Every now and then I get a question asking about how enterprises develop without an enterprise architect. For example, there are many new startups and many established companies that don’t have formal architect roles. Then there are companies like Amazon, Google or Facebook that have grown at an astonishing rate over the last decade or so – apparently without an EA masterplan to guide them.
Interestingly, if you look on LinkedIn you will find that some of these companies have people working for them with the title, “Enterprise Architect”; but there doesn’t seem to be much evidence to show how EA has been used in these companies.
Thinking about this led me to create a new model – which I have currently given the rather clumsy title: the Sensing – Learning – Exploring – Breaking (SLEB) Model.
It is related to one of the fundamental factors in EA – Knowledge. I included knowledge as one of eight factors that are fundamental to EA because EA is highly dependent on the knowledge of architects, stakeholders and users. Some EA approaches overlook the fact that much of this knowledge is implicit – in other words, we don’t explicitly describe a lot of the things that we “know” about the components, structure and behaviour of an enterprise architecture.
Similarly, there are many people who have an implicit understanding of the concepts and techniques of EA. If you compare this with gardening, there are plenty of people who have a garden that are not formally trained as gardeners; they still know a lot about the subject, and create wonderful gardens. There are many people who implicitly know basic concepts in EA. For example, patterns for grouping EA building blocks such as sequential, layered, or networked combinations of components and interfaces; or behaviours, such as the organic way that some components evolve – for example, “customers who viewed this item also viewed”, or the ever-changing priorities of an item based on social media activity.

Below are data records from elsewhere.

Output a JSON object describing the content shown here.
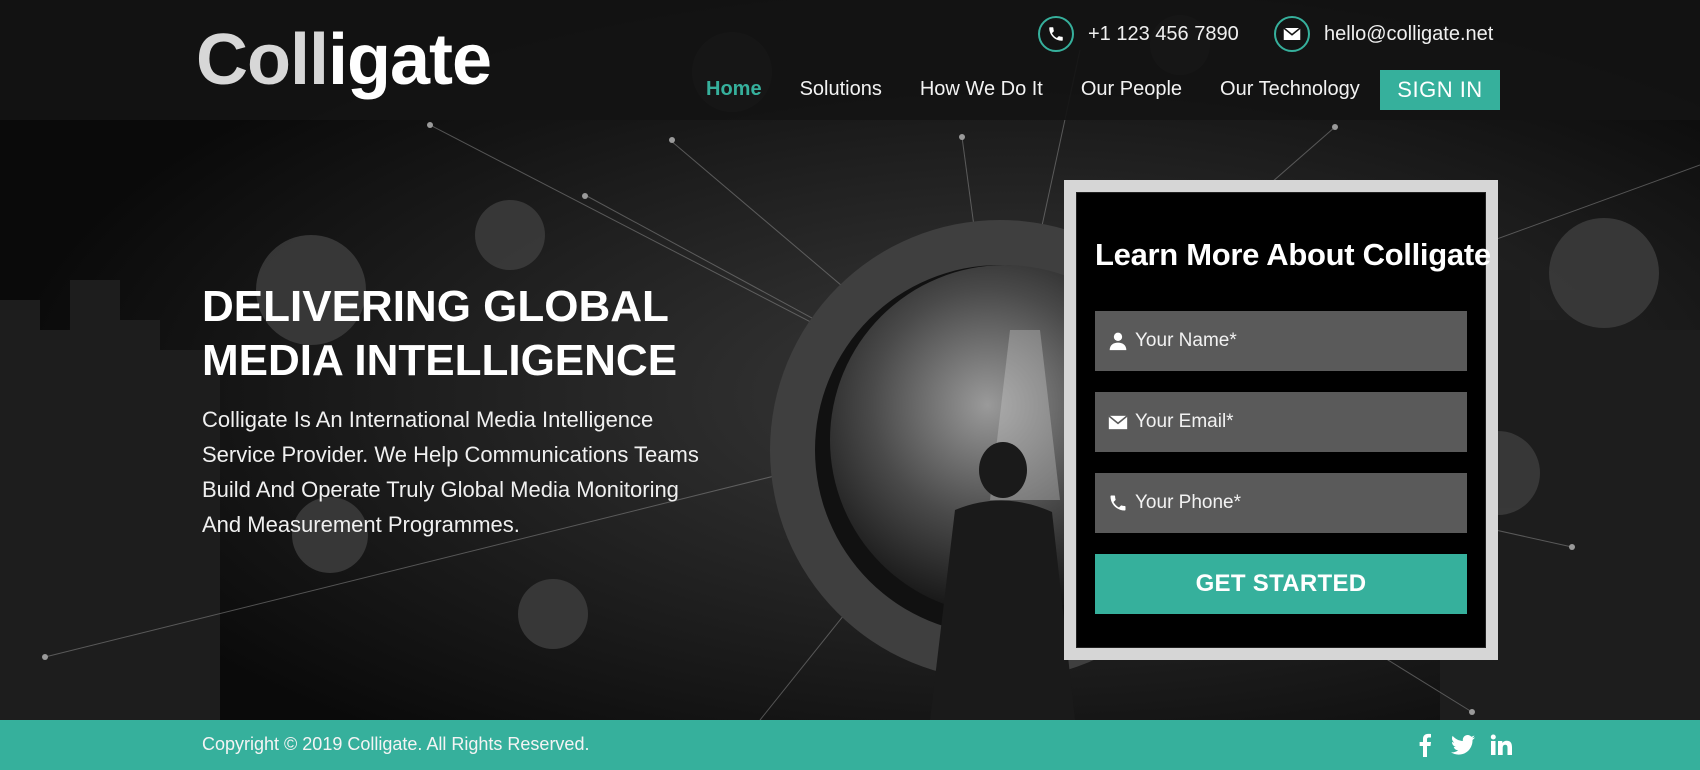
{
  "brand": {
    "logo_part_a": "Coll",
    "logo_part_b": "igate"
  },
  "header": {
    "phone": "+1 123 456 7890",
    "email": "hello@colligate.net",
    "nav": [
      {
        "label": "Home",
        "active": true
      },
      {
        "label": "Solutions",
        "active": false
      },
      {
        "label": "How We Do It",
        "active": false
      },
      {
        "label": "Our People",
        "active": false
      },
      {
        "label": "Our Technology",
        "active": false
      }
    ],
    "signin_label": "SIGN IN"
  },
  "hero": {
    "title_line1": "DELIVERING GLOBAL",
    "title_line2": "MEDIA INTELLIGENCE",
    "subtitle": "Colligate Is An International Media Intelligence Service Provider. We Help Communications Teams Build And Operate Truly Global Media Monitoring And Measurement Programmes."
  },
  "form": {
    "title": "Learn More About Colligate",
    "name_placeholder": "Your Name*",
    "email_placeholder": "Your Email*",
    "phone_placeholder": "Your Phone*",
    "submit_label": "GET STARTED"
  },
  "footer": {
    "copyright": "Copyright © 2019 Colligate. All Rights Reserved.",
    "social": [
      "facebook-icon",
      "twitter-icon",
      "linkedin-icon"
    ]
  },
  "colors": {
    "accent": "#36b09c",
    "header_bg": "#141414",
    "form_frame": "#d6d6d6",
    "input_bg": "#5a5a5a"
  }
}
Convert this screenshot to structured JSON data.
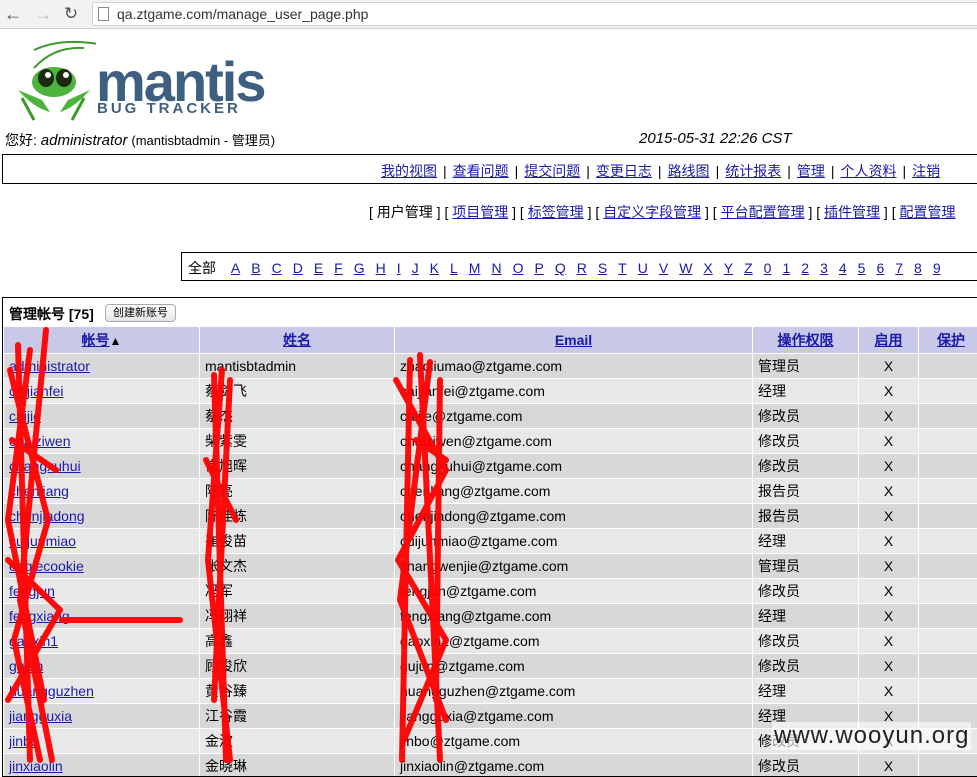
{
  "browser": {
    "url": "qa.ztgame.com/manage_user_page.php"
  },
  "logo": {
    "word": "mantis",
    "sub": "BUG TRACKER"
  },
  "greeting": {
    "prefix": "您好:",
    "username": "administrator",
    "realname": "(mantisbtadmin - 管理员)"
  },
  "datetime": "2015-05-31 22:26 CST",
  "main_menu": [
    "我的视图",
    "查看问题",
    "提交问题",
    "变更日志",
    "路线图",
    "统计报表",
    "管理",
    "个人资料",
    "注销"
  ],
  "sub_menu": {
    "current": "用户管理",
    "links": [
      "项目管理",
      "标签管理",
      "自定义字段管理",
      "平台配置管理",
      "插件管理",
      "配置管理"
    ]
  },
  "alpha_filter": {
    "all": "全部",
    "letters": [
      "A",
      "B",
      "C",
      "D",
      "E",
      "F",
      "G",
      "H",
      "I",
      "J",
      "K",
      "L",
      "M",
      "N",
      "O",
      "P",
      "Q",
      "R",
      "S",
      "T",
      "U",
      "V",
      "W",
      "X",
      "Y",
      "Z",
      "0",
      "1",
      "2",
      "3",
      "4",
      "5",
      "6",
      "7",
      "8",
      "9"
    ]
  },
  "users_panel": {
    "title": "管理帐号",
    "count": "[75]",
    "create_button": "创建新账号",
    "columns": {
      "username": "帐号",
      "realname": "姓名",
      "email": "Email",
      "access": "操作权限",
      "enabled": "启用",
      "protected": "保护"
    },
    "sort_arrow": "▲",
    "rows": [
      {
        "username": "administrator",
        "realname": "mantisbtadmin",
        "email": "zhaoliumao@ztgame.com",
        "access": "管理员",
        "enabled": "X",
        "protected": ""
      },
      {
        "username": "caijianfei",
        "realname": "蔡剑飞",
        "email": "caijianfei@ztgame.com",
        "access": "经理",
        "enabled": "X",
        "protected": ""
      },
      {
        "username": "caijie",
        "realname": "蔡杰",
        "email": "caijie@ztgame.com",
        "access": "修改员",
        "enabled": "X",
        "protected": ""
      },
      {
        "username": "chaiziwen",
        "realname": "柴紫雯",
        "email": "chaiziwen@ztgame.com",
        "access": "修改员",
        "enabled": "X",
        "protected": ""
      },
      {
        "username": "changxuhui",
        "realname": "常旭晖",
        "email": "changxuhui@ztgame.com",
        "access": "修改员",
        "enabled": "X",
        "protected": ""
      },
      {
        "username": "chenliang",
        "realname": "陈亮",
        "email": "chenliang@ztgame.com",
        "access": "报告员",
        "enabled": "X",
        "protected": ""
      },
      {
        "username": "chenjiadong",
        "realname": "陈佳栋",
        "email": "chenjiadong@ztgame.com",
        "access": "报告员",
        "enabled": "X",
        "protected": ""
      },
      {
        "username": "cuijunmiao",
        "realname": "崔俊苗",
        "email": "cuijunmiao@ztgame.com",
        "access": "经理",
        "enabled": "X",
        "protected": ""
      },
      {
        "username": "eaglecookie",
        "realname": "张文杰",
        "email": "zhangwenjie@ztgame.com",
        "access": "管理员",
        "enabled": "X",
        "protected": ""
      },
      {
        "username": "fengjun",
        "realname": "冯军",
        "email": "fengjun@ztgame.com",
        "access": "修改员",
        "enabled": "X",
        "protected": ""
      },
      {
        "username": "fengxiang",
        "realname": "冯翔祥",
        "email": "fengxiang@ztgame.com",
        "access": "经理",
        "enabled": "X",
        "protected": ""
      },
      {
        "username": "gaoxin1",
        "realname": "高鑫",
        "email": "gaoxin1@ztgame.com",
        "access": "修改员",
        "enabled": "X",
        "protected": ""
      },
      {
        "username": "gujun",
        "realname": "顾俊欣",
        "email": "gujun@ztgame.com",
        "access": "修改员",
        "enabled": "X",
        "protected": ""
      },
      {
        "username": "huangguzhen",
        "realname": "黄谷臻",
        "email": "huangguzhen@ztgame.com",
        "access": "经理",
        "enabled": "X",
        "protected": ""
      },
      {
        "username": "jiangguxia",
        "realname": "江谷霞",
        "email": "jiangguxia@ztgame.com",
        "access": "经理",
        "enabled": "X",
        "protected": ""
      },
      {
        "username": "jinbo",
        "realname": "金波",
        "email": "jinbo@ztgame.com",
        "access": "修改员",
        "enabled": "X",
        "protected": ""
      },
      {
        "username": "jinxiaolin",
        "realname": "金晓琳",
        "email": "jinxiaolin@ztgame.com",
        "access": "修改员",
        "enabled": "X",
        "protected": ""
      }
    ]
  },
  "watermark": "www.wooyun.org",
  "colors": {
    "link": "#1a1aa6",
    "header_bg": "#c8c8e8",
    "row_dark": "#d8d8d8",
    "row_light": "#e8e8e8",
    "logo": "#3f5f80",
    "redaction": "#ff0000"
  }
}
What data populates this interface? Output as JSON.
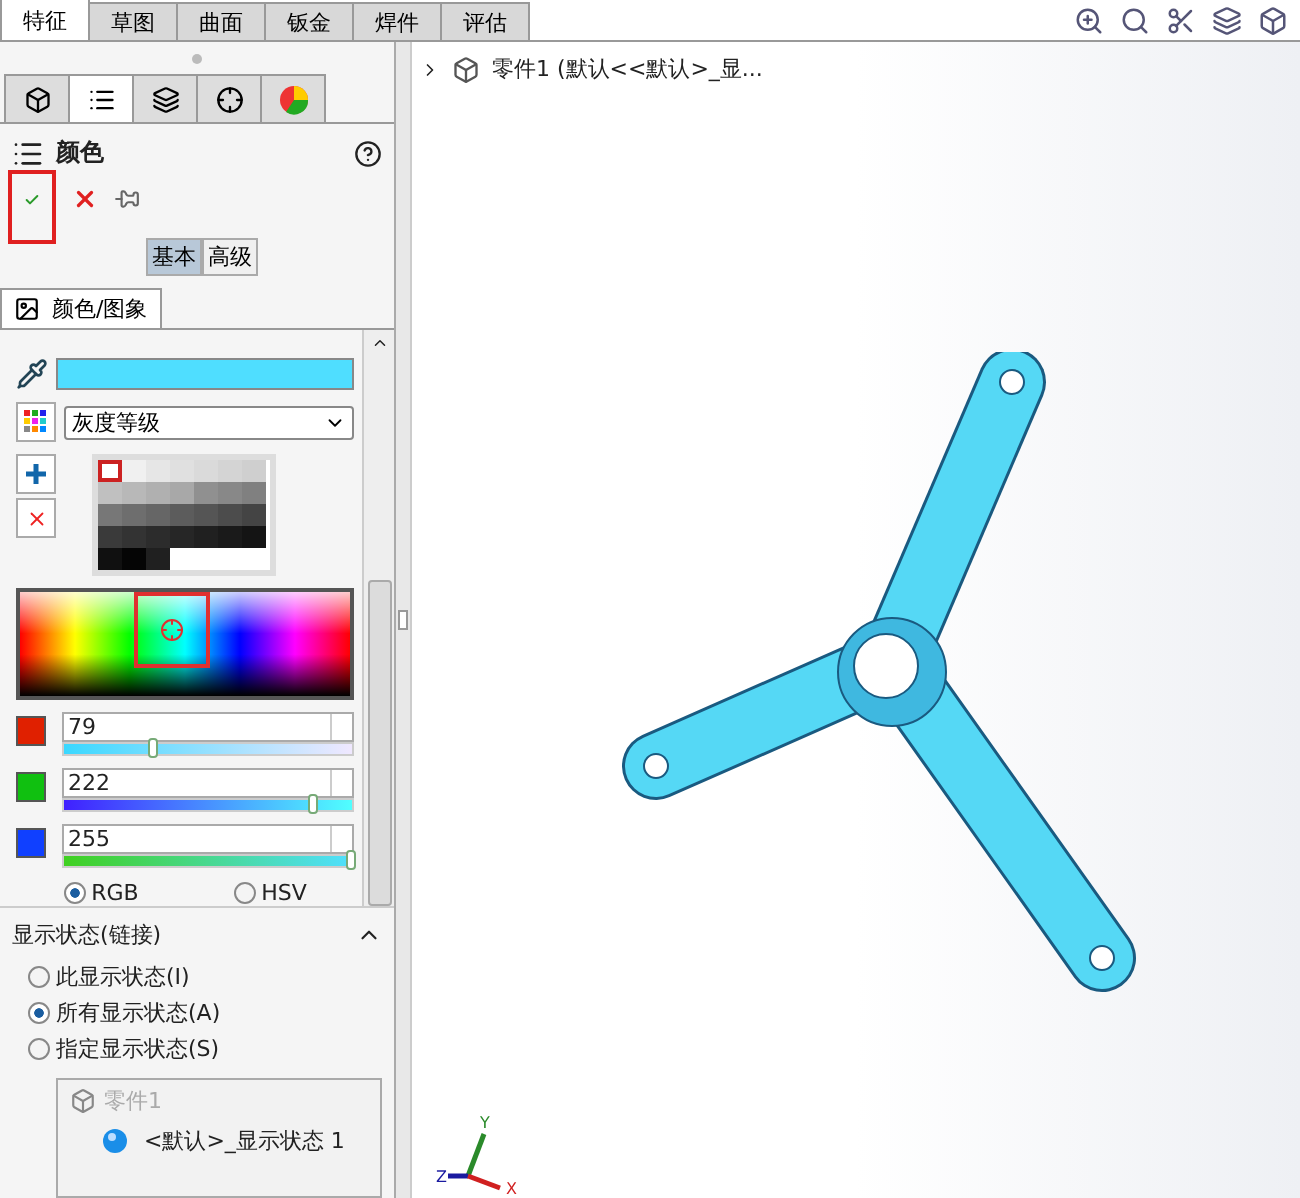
{
  "command_tabs": [
    {
      "label": "特征",
      "selected": true
    },
    {
      "label": "草图",
      "selected": false
    },
    {
      "label": "曲面",
      "selected": false
    },
    {
      "label": "钣金",
      "selected": false
    },
    {
      "label": "焊件",
      "selected": false
    },
    {
      "label": "评估",
      "selected": false
    }
  ],
  "panel_tabs": [
    {
      "kind": "feature",
      "selected": false
    },
    {
      "kind": "property",
      "selected": true
    },
    {
      "kind": "config",
      "selected": false
    },
    {
      "kind": "dim",
      "selected": false
    },
    {
      "kind": "appearance",
      "selected": false
    }
  ],
  "property_manager": {
    "title": "颜色",
    "modes": [
      {
        "label": "基本",
        "selected": true
      },
      {
        "label": "高级",
        "selected": false
      }
    ],
    "subtab": "颜色/图象"
  },
  "color": {
    "palette_dropdown": "灰度等级"
  },
  "channels": [
    {
      "value": "79",
      "level": 0.31
    },
    {
      "value": "222",
      "level": 0.87
    },
    {
      "value": "255",
      "level": 1.0
    }
  ],
  "color_models": [
    {
      "label": "RGB",
      "selected": true
    },
    {
      "label": "HSV",
      "selected": false
    }
  ],
  "display_state": {
    "title": "显示状态(链接)",
    "expanded": true,
    "options": [
      {
        "label": "此显示状态(I)",
        "selected": false
      },
      {
        "label": "所有显示状态(A)",
        "selected": true
      },
      {
        "label": "指定显示状态(S)",
        "selected": false
      }
    ],
    "tree": {
      "part": "零件1",
      "state": "<默认>_显示状态 1"
    }
  },
  "viewport": {
    "tree_label": "零件1  (默认<<默认>_显...",
    "axes": [
      "Y",
      "Z",
      "X"
    ]
  }
}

Back to the SLEB Model, which describes an ever-repeating pattern of how we learn about Enterprise Architecture (it may even apply to how we learn about anything):
- We start by having a sense of how to do something. This is a natural or intuitive grasp of a topic. It is what we know when we are untrained. But our sensed knowledge might be quite sophisticated and detailed… someone who isn’t trained might still have a deep implicit understanding of how to go about architecting an enterprise.
- Then we might start learning about EA. This might be through formal training courses, such as a the TOGAF® certification; or it might be through self-guided training (this is the idea behind the monthly subscription for my online training courses). It might involve relearning and unlearning. The key point is that in this part of the cycle we are consciously making the effort to explicitly know more about EA.
- The next stage is exploring EA. What happens here is that you are applying the things that you know intuitively, or that you learned in the two previous phases. As you do this you also start to adapt and extend the ideas and concepts with your own personal experience and skills. It is also here that you start combining knowledge from different sources – for example, you might combine a knowledge of the Zachman Framework with ideas from the Information FrameWork (IFW).
- Finally there is a phase that I’ve called breaking. This happens when ideas that you have previously sensed, learned, or explored don’t provide what you currently need. Years ago I knew about the Zachman Framework, but couldn’t get it to work with the sense-respond architecture being developed by Westpac at the time; I had to challenge the ideas in the Zachman Framework, and change them to create a new type of architecture framework (Information FrameWork). This phase is very important, because the world is constantly changing; so the concepts and ideas of the past will not always work for us.
Going back to enterprises that architect without architects…. it is clear that there are enough people with an implicit, sensed, intuitive grasp of EA to create or evolve the architecture. Sometimes – especially with an architecture that is brand new and created totally from scratch – these architectures can be well-formed and highly effective. Over time they will suffer the same problems that face all established architectures – over time parts become incoherent, inconsistent, unnecessary, outdated, over-complex, costly, ineffective, or redundant. They are broken, and so architects need to look at their knowledge of EA and start the SLEB cycle again to figure out how to make the architecture better.
Do we need architects? Yes. Do they need to be labelled and qualified as enterprise architects? It depends… Can we improve the way we learn about EA? Yes. Does this SLEB model help explain all of this? Over to you! Any comments or feedback is always welcome.